Environment="GENERATOR_WORK_DIR=/var/cache/mosbootstrap"

[Install]
WantedBy=multi-user.target

Docker

FROM alpine:latest

# Install iPXE build dependencies
RUN apk add --no-cache build-base make gcc musl-dev xz-dev xorriso syslinux

# Copy binary
COPY mosbootstrap /app/mosbootstrap
WORKDIR /app

# Expose port
EXPOSE 8080

# Run binary (auto-extracts on first run)
CMD ["./mosbootstrap"]

Kubernetes

apiVersion: apps/v1
kind: Deployment
metadata:
  name: mosbootstrap
spec:
  replicas: 3
  selector:
    matchLabels:
      app: mosbootstrap
  template:
    metadata:
      labels:
        app: mosbootstrap
    spec:
      containers:
        - name: mosbootstrap
          image: mosbootstrap:latest
          ports:
            - containerPort: 8080
          env:
            - name: PORT
              value: "8080"
            - name: GENERATOR_WORK_DIR
              value: "/tmp/bootstrap-work"
          resources:
            requests:
              memory: "256Mi"
              cpu: "500m"
            limits:
              memory: "2Gi"
              cpu: "2000m"

Role in the stack

mos_bootstrap is the entry point for booting MyceliumOS nodes.
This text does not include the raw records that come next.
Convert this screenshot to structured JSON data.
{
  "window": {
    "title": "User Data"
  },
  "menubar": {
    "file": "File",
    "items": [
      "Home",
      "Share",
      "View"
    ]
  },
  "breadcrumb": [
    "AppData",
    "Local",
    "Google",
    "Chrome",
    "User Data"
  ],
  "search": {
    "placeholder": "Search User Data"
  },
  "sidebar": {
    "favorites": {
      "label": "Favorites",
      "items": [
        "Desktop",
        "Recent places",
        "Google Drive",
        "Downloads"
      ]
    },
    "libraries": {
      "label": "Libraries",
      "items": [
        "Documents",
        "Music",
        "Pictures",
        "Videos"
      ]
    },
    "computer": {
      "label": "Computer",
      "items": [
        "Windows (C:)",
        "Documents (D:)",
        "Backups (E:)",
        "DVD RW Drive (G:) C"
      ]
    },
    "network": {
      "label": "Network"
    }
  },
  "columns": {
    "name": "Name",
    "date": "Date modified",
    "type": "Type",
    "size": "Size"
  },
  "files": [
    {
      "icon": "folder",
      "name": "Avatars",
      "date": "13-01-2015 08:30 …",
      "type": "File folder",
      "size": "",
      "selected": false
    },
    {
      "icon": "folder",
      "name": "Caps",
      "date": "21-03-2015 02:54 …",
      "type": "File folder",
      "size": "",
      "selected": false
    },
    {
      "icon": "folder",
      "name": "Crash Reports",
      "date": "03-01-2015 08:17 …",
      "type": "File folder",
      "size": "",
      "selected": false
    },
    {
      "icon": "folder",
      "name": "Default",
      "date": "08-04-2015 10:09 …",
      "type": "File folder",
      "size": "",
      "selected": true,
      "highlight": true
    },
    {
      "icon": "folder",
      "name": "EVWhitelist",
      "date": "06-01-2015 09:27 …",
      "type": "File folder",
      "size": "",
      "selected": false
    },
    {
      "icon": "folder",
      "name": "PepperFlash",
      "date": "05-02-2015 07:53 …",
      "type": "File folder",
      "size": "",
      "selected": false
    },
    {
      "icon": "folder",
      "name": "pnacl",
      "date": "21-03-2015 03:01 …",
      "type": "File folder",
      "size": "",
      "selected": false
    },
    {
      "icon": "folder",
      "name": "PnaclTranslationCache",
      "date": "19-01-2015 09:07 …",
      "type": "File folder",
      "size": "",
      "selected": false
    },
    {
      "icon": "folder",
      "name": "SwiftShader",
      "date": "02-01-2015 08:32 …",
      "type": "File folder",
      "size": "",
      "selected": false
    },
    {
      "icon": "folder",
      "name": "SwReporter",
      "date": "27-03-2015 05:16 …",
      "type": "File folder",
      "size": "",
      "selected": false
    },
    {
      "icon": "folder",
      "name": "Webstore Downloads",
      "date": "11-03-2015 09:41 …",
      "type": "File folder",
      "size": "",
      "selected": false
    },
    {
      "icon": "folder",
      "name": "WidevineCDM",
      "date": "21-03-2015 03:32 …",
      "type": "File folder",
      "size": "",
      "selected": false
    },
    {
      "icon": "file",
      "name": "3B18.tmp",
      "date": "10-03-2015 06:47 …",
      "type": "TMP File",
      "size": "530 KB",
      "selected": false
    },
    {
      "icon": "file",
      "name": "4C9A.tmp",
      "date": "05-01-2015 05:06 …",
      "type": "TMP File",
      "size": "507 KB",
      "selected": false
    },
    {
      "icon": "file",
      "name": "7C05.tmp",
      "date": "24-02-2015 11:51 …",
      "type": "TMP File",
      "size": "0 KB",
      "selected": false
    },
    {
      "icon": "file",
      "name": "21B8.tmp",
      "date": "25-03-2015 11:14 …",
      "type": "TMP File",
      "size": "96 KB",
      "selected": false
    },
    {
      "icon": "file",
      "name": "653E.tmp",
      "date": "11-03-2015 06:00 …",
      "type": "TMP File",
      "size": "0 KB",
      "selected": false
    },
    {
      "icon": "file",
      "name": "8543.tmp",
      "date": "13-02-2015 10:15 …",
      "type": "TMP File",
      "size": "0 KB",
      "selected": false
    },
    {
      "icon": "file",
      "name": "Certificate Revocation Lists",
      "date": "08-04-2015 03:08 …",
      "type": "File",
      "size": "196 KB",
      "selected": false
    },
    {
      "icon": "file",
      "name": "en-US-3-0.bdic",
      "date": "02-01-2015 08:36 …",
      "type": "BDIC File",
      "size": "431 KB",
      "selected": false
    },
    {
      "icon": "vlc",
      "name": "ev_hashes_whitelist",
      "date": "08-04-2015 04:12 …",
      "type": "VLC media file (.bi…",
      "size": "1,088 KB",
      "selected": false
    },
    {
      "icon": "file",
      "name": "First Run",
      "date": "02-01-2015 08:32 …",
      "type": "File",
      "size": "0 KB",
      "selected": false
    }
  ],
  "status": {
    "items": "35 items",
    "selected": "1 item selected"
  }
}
It generates the boot artifacts that nodes use to:

  1. Network boot via iPXE — Download the MyceliumOS kernel from a configured URL at boot time
  2. Boot offline — Use full MyceliumOS images with an embedded kernel when network boot is not available

The service is typically deployed as a web-accessible bootstrap generator. Farm operators use it to create boot media for their nodes. The generated artifacts reference the MyceliumOS kernel distribution infrastructure and can be customized per farm.

It relates to:

  • MyceliumOS — The operating system whose kernel and boot artifacts are generated
  • Mycelium — The overlay network that MyceliumOS nodes join after successful boot
  • ThreeFold Grid — The decentralized infrastructure platform where this technology was first deployed

Relation to ThreeFold

This technology is used within the ThreeFold ecosystem and was first deployed on the ThreeFold Grid. The component itself is designed as reusable infrastructure technology and should be understood by its technical function first, independent of any specific deployment.

Ownership

This repository is owned and maintained by TF-Tech NV, a Belgian company responsible for the development and maintenance of this technology.

License

This project is licensed under the Apache License 2.0 — see the LICENSE file for details.